Market News
2 min read | Updated on March 14, 2024, 17:03 IST
SUMMARY
Gopal Snacks made a disappointing stock market debut today. Weak market sentiments amid sell-off in mid and smallcap stocks may have resulted in discounted listing for the company.
Gopal Snacks lists at 12.4% discount. Reasons behind the weak listing
Gopal Snacks made a disappointing market debut today. The shares of snack and FMCG product maker listed at a 12.4% discount on NSE at ₹351 per share compared to the issue price of ₹381 to ₹401 per share.
Upon listing, Gopal Snacks shares saw some investor traction, gaining 9.6% on NSE compared to the open price of ₹351 per share. On Day 1, the stock hit a high of ₹384.8 per share and a low of ₹341.8, eventually closing 4.2% higher at ₹365.9 apiece.

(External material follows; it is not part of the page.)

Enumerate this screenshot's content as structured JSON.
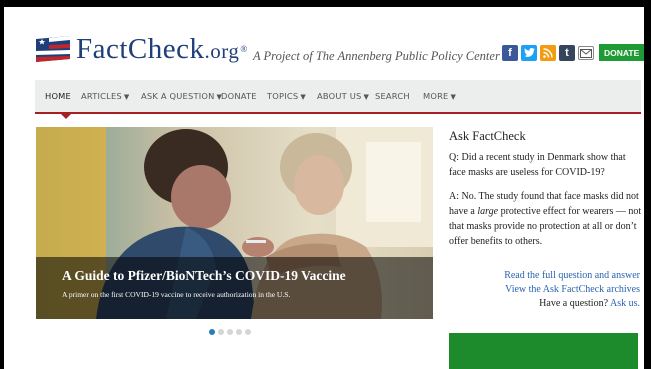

As per experts, weak market sentiments amid sell-off in mid and smallcap stocks may have resulted in the discounted listing for the company. Mid and smallcap stocks are facing the blunt after market regulatory SEBI called for tighter disclosure norms from the mutual funds industry.
The ₹650 crore public issue, which was entirely offer for sale, was subscribed 9.02 times on the final day. The soft listing could be because the entire IPO was offer for sale with no funds coming to the company for growth, which is a bit negative for long-term investors, who plan to invest in the company's IPO for future growth prospects.
Furthermore, Gopal Snacks is highly dependent on a narrow set of products and regions. Product sales are concentrated in Gujarat, which accounts for 79% of its revenue from operation in FY23.
Gopal Snacks operates in a highly competitive market, facing competition from companies like Bikaji Foods, Haldiram, Bikanervala Foods, Prataap Snacks, Balaji Wafers, PepsiCo India Holdings, and DFM Foods and other regional players. Because of high competition, this industry has very tight margins and profitability.